Tobasco makes late decision to join race

Howell councilman
running in GOP primary for freeholder
BY KATHY BARATTA
Staff Writer

Tobasco makes late
decision to join race
Howell councilman
running in GOP primary for freeholder
BY KATHY BARATTA
Staff Writer

HOWELL — Republican Township Councilman Peter Tobasco has added his name to the list of candidates who are running in the June primary for the Monmouth County Board of Freeholders.

The seats presently held by Republican freeholders Amy Handlin and Edward Stominski will be up for grabs in the November general election.

The top two vote-getters in the June GOP primary will earn the right to run in the November general election. Seeking the Republican nominations are Tobasco, Handlin, Stominski, Matawan Mayor Robert Clifton and Spring Lake Councilman Gary J. Rich Sr.

With the idea of a candidacy only emerging over the weekend of April 10-11, Tobasco, who needed 130 signatures on an election petition that had to be filed by 4 p.m. April 12, was able to get 137 signatures. He said his abrupt decision to run for the county seat followed a meeting that was held in Keyport on April 10.

He said the meeting was attended by about 80 key Republicans, including some from Howell and the Bayshore area of the county who have found themselves more and more unhappy with the current Republican leadership. Those feelings came to the forefront last week after published reports detailed a split between Stominski and Monmouth County Republican leader William Dowd.

Tobasco said the displeasure came to a head following the disclosure that Dowd and a few key shore area Republicans had decided not to back Stominski’s re-election bid without getting input from the rest of the county’s Republican leaders.

He said the GOP representatives who were present at the April 10 meeting were not only upset over the recent de­velopments, but were feeling increasingly disrespected and disenfranchised from the political process at the county level and have been for some time.

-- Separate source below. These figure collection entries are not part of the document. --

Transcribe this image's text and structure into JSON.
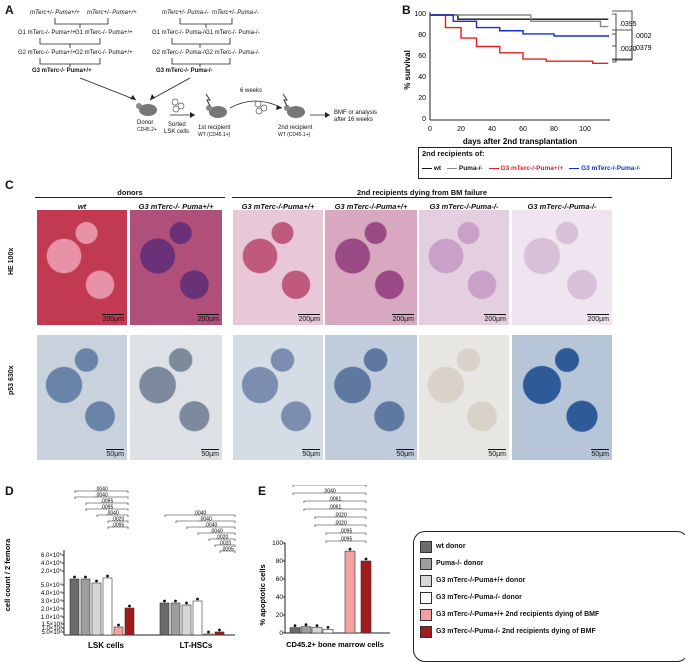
{
  "panels": {
    "a": "A",
    "b": "B",
    "c": "C",
    "d": "D",
    "e": "E"
  },
  "schemeA": {
    "p1_left": "mTerc+/- Puma+/+",
    "p1_right": "mTerc+/- Puma+/+",
    "g1a": "G1 mTerc-/- Puma+/+",
    "g1b": "G1 mTerc-/- Puma+/+",
    "g2a": "G2 mTerc-/- Puma+/+",
    "g2b": "G2 mTerc-/- Puma+/+",
    "g3": "G3 mTerc-/- Puma+/+",
    "p2_left": "mTerc+/- Puma-/-",
    "p2_right": "mTerc+/- Puma-/-",
    "h1a": "G1 mTerc-/- Puma-/-",
    "h1b": "G1 mTerc-/- Puma-/-",
    "h2a": "G2 mTerc-/- Puma-/-",
    "h2b": "G2 mTerc-/- Puma-/-",
    "h3": "G3 mTerc-/- Puma-/-",
    "donor": "Donor",
    "donor_cd": "CD45.2+",
    "sorted": "Sorted",
    "lsk": "LSK cells",
    "weeks": "6 weeks",
    "r1": "1st recipient",
    "r1cd": "WT (CD45.1+)",
    "r2": "2nd recipient",
    "r2cd": "WT (CD45.1+)",
    "bmf": "BMF or analysis",
    "bmf2": "after 16 weeks"
  },
  "survival": {
    "ylabel": "% survival",
    "xlabel": "days after 2nd transplantation",
    "legend_title": "2nd recipients of:",
    "legend": [
      "wt",
      "Puma-/-",
      "G3 mTerc-/-Puma+/+",
      "G3 mTerc-/-Puma-/-"
    ],
    "pvals": [
      ".0395",
      ".0002",
      ".0020",
      ".0379"
    ]
  },
  "panelC": {
    "group_left": "donors",
    "group_right": "2nd recipients dying from BM failure",
    "cols": [
      "wt",
      "G3 mTerc-/- Puma+/+",
      "G3 mTerc-/-Puma+/+",
      "G3 mTerc-/-Puma+/+",
      "G3 mTerc-/-Puma-/-",
      "G3 mTerc-/-Puma-/-"
    ],
    "row1": "HE 100x",
    "row2": "p53 630x",
    "scale_he": "200µm",
    "scale_p53": "50µm"
  },
  "panelD": {
    "ylabel": "cell count / 2 femora",
    "categories": [
      "LSK cells",
      "LT-HSCs"
    ],
    "yticks": [
      "6.0×10⁵",
      "4.0×10⁵",
      "2.0×10⁵",
      "5.0×10⁴",
      "4.0×10⁴",
      "3.0×10⁴",
      "2.0×10⁴",
      "1.0×10⁴",
      "1.5×10³",
      "1.0×10³",
      "5.0×10²"
    ],
    "pvals": [
      ".0040",
      ".0040",
      ".0095",
      ".0095",
      ".0040",
      ".0020",
      ".0095",
      ".0040",
      ".0040",
      ".0040",
      ".0040",
      ".0020",
      ".0020",
      ".0095"
    ]
  },
  "panelE": {
    "ylabel": "% apoptotic cells",
    "xlabel": "CD45.2+ bone marrow cells",
    "yticks": [
      "100",
      "80",
      "60",
      "40",
      "20",
      "0"
    ],
    "pvals": [
      ".0040",
      ".0040",
      ".0061",
      ".0061",
      ".0020",
      ".0020",
      ".0095",
      ".0095"
    ]
  },
  "legendDE": [
    {
      "label": "wt donor",
      "color": "#6b6b6b"
    },
    {
      "label": "Puma-/- donor",
      "color": "#9e9e9e"
    },
    {
      "label": "G3 mTerc-/-Puma+/+ donor",
      "color": "#d6d6d6"
    },
    {
      "label": "G3 mTerc-/-Puma-/- donor",
      "color": "#ffffff"
    },
    {
      "label": "G3 mTerc-/-Puma+/+ 2nd recipients dying of BMF",
      "color": "#f4a0a0"
    },
    {
      "label": "G3 mTerc-/-Puma-/- 2nd recipients dying of BMF",
      "color": "#a31a1a"
    }
  ],
  "chart_data": [
    {
      "type": "line",
      "title": "",
      "xlabel": "days after 2nd transplantation",
      "ylabel": "% survival",
      "ylim": [
        0,
        100
      ],
      "series": [
        {
          "name": "wt",
          "x": [
            0,
            18,
            115
          ],
          "y": [
            100,
            96,
            96
          ]
        },
        {
          "name": "Puma-/-",
          "x": [
            0,
            65,
            110,
            115
          ],
          "y": [
            100,
            94,
            89,
            89
          ]
        },
        {
          "name": "G3 mTerc-/-Puma+/+",
          "x": [
            0,
            10,
            20,
            30,
            45,
            60,
            75,
            90,
            105,
            115
          ],
          "y": [
            100,
            88,
            78,
            70,
            64,
            58,
            56,
            56,
            54,
            54
          ]
        },
        {
          "name": "G3 mTerc-/-Puma-/-",
          "x": [
            0,
            15,
            30,
            45,
            60,
            80,
            115
          ],
          "y": [
            100,
            94,
            88,
            85,
            82,
            80,
            79
          ]
        }
      ]
    },
    {
      "type": "bar",
      "categories": [
        "LSK cells",
        "LT-HSCs"
      ],
      "ylabel": "cell count / 2 femora",
      "series": [
        {
          "name": "wt donor",
          "values": [
            250000,
            20000
          ]
        },
        {
          "name": "Puma-/- donor",
          "values": [
            250000,
            20000
          ]
        },
        {
          "name": "G3 mTerc-/-Puma+/+ donor",
          "values": [
            200000,
            18000
          ]
        },
        {
          "name": "G3 mTerc-/-Puma-/- donor",
          "values": [
            300000,
            22000
          ]
        },
        {
          "name": "G3 mTerc-/-Puma+/+ 2nd recipients dying of BMF",
          "values": [
            800,
            300
          ]
        },
        {
          "name": "G3 mTerc-/-Puma-/- 2nd recipients dying of BMF",
          "values": [
            12000,
            600
          ]
        }
      ]
    },
    {
      "type": "bar",
      "categories": [
        "CD45.2+ bone marrow cells"
      ],
      "ylabel": "% apoptotic cells",
      "ylim": [
        0,
        100
      ],
      "series": [
        {
          "name": "wt donor",
          "values": [
            6
          ]
        },
        {
          "name": "Puma-/- donor",
          "values": [
            7
          ]
        },
        {
          "name": "G3 mTerc-/-Puma+/+ donor",
          "values": [
            6
          ]
        },
        {
          "name": "G3 mTerc-/-Puma-/- donor",
          "values": [
            4
          ]
        },
        {
          "name": "G3 mTerc-/-Puma+/+ 2nd recipients dying of BMF",
          "values": [
            91
          ]
        },
        {
          "name": "G3 mTerc-/-Puma-/- 2nd recipients dying of BMF",
          "values": [
            80
          ]
        }
      ]
    }
  ]
}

Tobasco said he left the meeting in Keyport encouraged by many of those who were present to make his bid for freeholder. He said he immediately began seeking signatures on his election peti­tion.

Referring to towns like Howell, Matawan and Holmdel, Tobasco said, "There are a lot of towns that feel disre­spected and under-represented" at the county level. He also observed that for many years there has not been an oppor­tunity for anyone to put up a candidate for county office since the incumbents controlled the nominating process.

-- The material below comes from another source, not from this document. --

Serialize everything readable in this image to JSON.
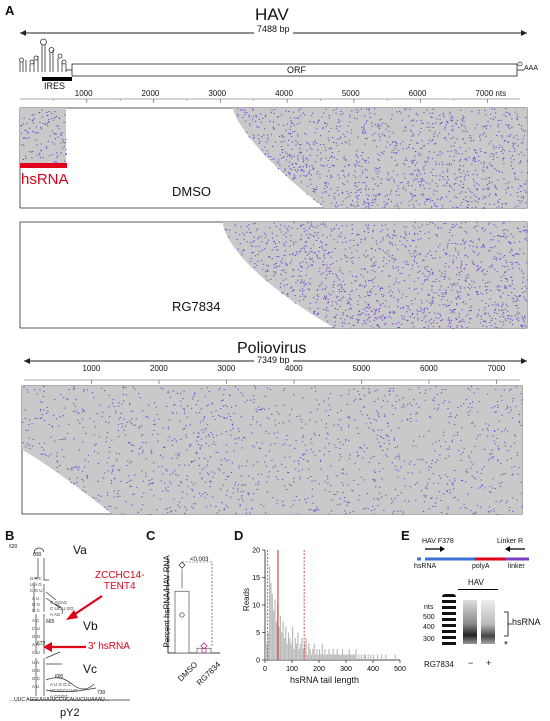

Tobasco said Dowd’s meeting a week earlier with only a handful of prominent Republicans when deciding the party’s di­rection in the county — and making the decision not to back Stominski — was in­dicative of the ongoing disrespectful atti­tude by the party’s entrenched elite for the northwestern part of the county.

Tobasco, a resident of the county for more than 20 years who is married to a lifelong resident of the county, said he knows and loves the county well.

He noted that Howell, at 62 square miles, is the second largest municipality in Monmouth County and has a little of everything and is emblematic of what makes up the rest of the county. He said he has sailed, sledded, kayaked, hiked and biked all over the county in the course of his personal pursuits as well as in the performance of his civic duties and his many years as a player and coach for several sports leagues and organizations.

Tobasco said his knowledge of the county would serve him well as a free­holder and his goal would be an inclu­sionary board that would work to advance the needs of the entire county.